My love of travel is exceeded only by my hatred of airports and airplanes
I don't know about you but I have stopped taking flights while wearing boots, no matter how cold the climate. I have learnt the hard way that boots and airport security does not go well together. After being humiliated time and again in the security queue -- struggling to take off my boots while impatient passengers tut-tut behind me and then struggling to put them on after they have journeyed through the X-ray machine -- I shifted to ballet flats while navigating airports. So, I would sail through smugly while other people wobbled from one foot to another to take off their shoes.
But, as the saying goes, pride comes before a fall. And this time, transiting through Heathrow, I got my comeuppance. No, I wasn't asked to put my shoes through the X-ray machine. But as I went past the security scanner, the lady at the other end indicated that I should place my feet on a small stool so that she could swab my shoes. She then took the swab and ran it through a curious contraption placed on the side. I looked closer and was horrified to read the words "Explosives scanner" written on it.
Never have a few seconds passed so slowly. I gazed anxiously at the machine, willing it to hurry up. And finally, there it was: a negative test result.
I don't what it is about security queues at airports but you can't help feeling a bit guilty even if you haven't done anything wrong.
But the authorities weren't done with me as yet. As I walked up to collect my cabin baggage, I realized that it had been pulled aside as well. The gentlemen at security asked if I could open it. I dutifully did so, he rummaged though it. I thought I had passed and went to pick it up. But no, wait, he needed a run an "Explosives check" on my bag as well.
By now I was probably looking as guilty as I felt -- these damn security queues will do that to me every single time -- but this test came up "Negative" as well.
So, I calmed my beating heart, collected my stuff and scuttled off wondering what exactly had triggered this completely 'random' check. Was it the colour of my skin? Was it my Middle-Eastern eyebrows? Was it the long black overcoat that could pass off as an abaya? Or was it just 'random' bad luck?
I don't really know what it was this particular time but I have lost count of the number of body searches I have been subjected to at airports across the world.

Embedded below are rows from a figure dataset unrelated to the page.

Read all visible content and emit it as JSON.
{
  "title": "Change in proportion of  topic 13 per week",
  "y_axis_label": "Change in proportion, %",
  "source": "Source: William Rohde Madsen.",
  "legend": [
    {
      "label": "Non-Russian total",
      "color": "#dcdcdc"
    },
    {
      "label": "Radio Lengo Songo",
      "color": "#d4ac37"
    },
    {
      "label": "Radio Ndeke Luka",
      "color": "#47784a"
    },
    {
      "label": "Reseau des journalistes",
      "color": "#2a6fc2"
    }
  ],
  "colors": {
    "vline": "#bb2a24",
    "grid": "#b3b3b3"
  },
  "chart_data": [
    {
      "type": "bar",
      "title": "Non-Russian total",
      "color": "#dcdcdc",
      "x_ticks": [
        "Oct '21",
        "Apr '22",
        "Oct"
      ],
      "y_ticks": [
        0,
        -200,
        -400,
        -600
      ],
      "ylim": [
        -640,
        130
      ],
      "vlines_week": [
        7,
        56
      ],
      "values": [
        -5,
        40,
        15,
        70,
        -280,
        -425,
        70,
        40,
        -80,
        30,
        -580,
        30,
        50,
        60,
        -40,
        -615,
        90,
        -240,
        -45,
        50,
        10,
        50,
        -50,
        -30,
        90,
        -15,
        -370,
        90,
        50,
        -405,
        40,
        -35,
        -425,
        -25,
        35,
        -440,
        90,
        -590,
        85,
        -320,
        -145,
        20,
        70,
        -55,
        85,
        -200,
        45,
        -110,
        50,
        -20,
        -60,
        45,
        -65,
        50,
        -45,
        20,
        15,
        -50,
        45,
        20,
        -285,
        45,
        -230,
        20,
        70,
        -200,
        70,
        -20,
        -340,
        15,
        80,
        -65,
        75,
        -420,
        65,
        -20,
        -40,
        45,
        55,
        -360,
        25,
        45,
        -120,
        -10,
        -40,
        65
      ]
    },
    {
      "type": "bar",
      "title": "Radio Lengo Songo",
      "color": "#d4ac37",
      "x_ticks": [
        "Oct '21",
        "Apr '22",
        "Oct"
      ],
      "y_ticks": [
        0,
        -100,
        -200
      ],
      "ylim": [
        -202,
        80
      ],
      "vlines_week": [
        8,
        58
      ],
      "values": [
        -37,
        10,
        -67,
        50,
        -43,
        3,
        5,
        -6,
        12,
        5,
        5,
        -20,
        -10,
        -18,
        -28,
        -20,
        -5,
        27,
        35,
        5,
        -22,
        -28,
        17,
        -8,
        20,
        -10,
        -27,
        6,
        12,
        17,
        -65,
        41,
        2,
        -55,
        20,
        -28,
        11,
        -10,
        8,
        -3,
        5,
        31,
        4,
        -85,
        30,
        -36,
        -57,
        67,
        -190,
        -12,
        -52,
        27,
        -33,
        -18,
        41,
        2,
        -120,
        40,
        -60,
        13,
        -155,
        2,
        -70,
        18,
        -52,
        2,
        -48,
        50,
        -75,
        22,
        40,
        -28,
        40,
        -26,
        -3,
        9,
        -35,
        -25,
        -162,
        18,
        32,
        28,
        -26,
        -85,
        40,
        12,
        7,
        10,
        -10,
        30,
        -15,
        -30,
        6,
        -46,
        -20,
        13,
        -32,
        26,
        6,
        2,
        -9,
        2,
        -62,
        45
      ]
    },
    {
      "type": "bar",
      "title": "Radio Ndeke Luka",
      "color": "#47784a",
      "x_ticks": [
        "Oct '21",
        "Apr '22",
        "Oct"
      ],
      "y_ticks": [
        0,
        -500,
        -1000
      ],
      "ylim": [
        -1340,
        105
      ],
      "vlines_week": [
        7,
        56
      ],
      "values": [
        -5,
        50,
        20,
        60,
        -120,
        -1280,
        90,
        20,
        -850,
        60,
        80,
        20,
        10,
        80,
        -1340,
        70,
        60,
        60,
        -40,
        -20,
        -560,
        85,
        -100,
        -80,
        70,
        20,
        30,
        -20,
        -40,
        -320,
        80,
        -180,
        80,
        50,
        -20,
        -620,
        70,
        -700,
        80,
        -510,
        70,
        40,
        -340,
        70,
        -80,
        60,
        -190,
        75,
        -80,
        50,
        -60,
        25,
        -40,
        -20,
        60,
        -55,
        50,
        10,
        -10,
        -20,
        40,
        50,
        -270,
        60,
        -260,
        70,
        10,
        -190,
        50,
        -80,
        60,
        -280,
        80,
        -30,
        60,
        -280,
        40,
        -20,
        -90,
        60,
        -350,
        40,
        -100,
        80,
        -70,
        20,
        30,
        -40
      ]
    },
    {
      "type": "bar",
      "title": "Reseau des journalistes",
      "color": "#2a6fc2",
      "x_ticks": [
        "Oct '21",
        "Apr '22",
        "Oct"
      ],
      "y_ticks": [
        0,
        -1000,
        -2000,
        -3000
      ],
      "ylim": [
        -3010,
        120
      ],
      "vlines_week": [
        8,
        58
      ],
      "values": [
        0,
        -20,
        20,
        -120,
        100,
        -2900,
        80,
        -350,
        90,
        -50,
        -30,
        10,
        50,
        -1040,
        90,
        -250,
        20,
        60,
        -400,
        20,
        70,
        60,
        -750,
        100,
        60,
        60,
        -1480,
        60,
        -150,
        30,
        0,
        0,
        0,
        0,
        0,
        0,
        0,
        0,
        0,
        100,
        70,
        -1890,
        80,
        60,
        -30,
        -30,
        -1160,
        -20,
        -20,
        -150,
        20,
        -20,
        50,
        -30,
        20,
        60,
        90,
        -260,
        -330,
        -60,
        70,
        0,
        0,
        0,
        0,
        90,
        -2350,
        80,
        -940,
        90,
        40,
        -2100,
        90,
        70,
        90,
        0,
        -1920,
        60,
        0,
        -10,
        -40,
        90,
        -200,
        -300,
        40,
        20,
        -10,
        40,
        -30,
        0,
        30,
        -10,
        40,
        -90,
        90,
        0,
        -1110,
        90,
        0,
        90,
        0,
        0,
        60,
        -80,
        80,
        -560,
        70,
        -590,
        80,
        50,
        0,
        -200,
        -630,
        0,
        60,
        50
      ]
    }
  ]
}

Some of them are so thorough that they could pass off as full body Swedish massages (in fact, I am often sorely tempted to tip the security agent a few dollars for doing such a good job). And some have been so 'intimate' that they have to be conducted in tiny airless rooms on the side, far away from prying eyes to preserve my modesty.
Is it any wonder then that I am becoming increasingly disenchanted by this whole business of flying? Quite honestly, if I could indulge my love for travel in any other way I would give up on airports and airplanes altogether.
Because the torture doesn't end the moment you board your flight, does it? On the contrary, it starts all over again, and this time it can last for anything from two to 12 hours.
I know this is the moment when you expect me to start moaning about all those incessantly crying children, the toddlers running up and down the aisles, and the kids who spend their entire timekicking the back of your seat.
Well, I'm sorry to disappoint but those are not the (or at least, not the only) things that get my goat. It's the behavior of the adults -- who really should know better -- that gets me all worked up. Here's just a random sampling of grown-up bad behavior that I have gritted my teeth through on some recent flights.
There was the lady seated in front of me who inclined her seat all the way down even before we took off and refused to straighten it during the meal service making it impossible for me to eat lunch. When the stewardess explained the situation to her, she grudgingly took her seat up, but the moment the tray was served, down went the seat again, sending my glass of water flying. Charming.
There was the couple who conducted a long, loud, convoluted marital argument at the top of their voices on a night flight, completely oblivious of the fact that the rest of us were trying to catch some shut-eye. When some passengers remonstrated, they were met with implacable rudeness. And when the cabin in-charge tried to intervene, a full-blown row erupted, waking up everyone who had managed to fall asleep despite the noise.
But the ones I hate the most are those who spring up from their seats even before the plane has come to a complete standstill and rush to get their bags out of the overhead bins, invariably dropping them on the heads of the passengers seated below. Every time I see one of these people in action I hope and pray that they get picked out for a 'random' check at security at the next airport they transit through.
If anyone deserves a full-on body massage, they do.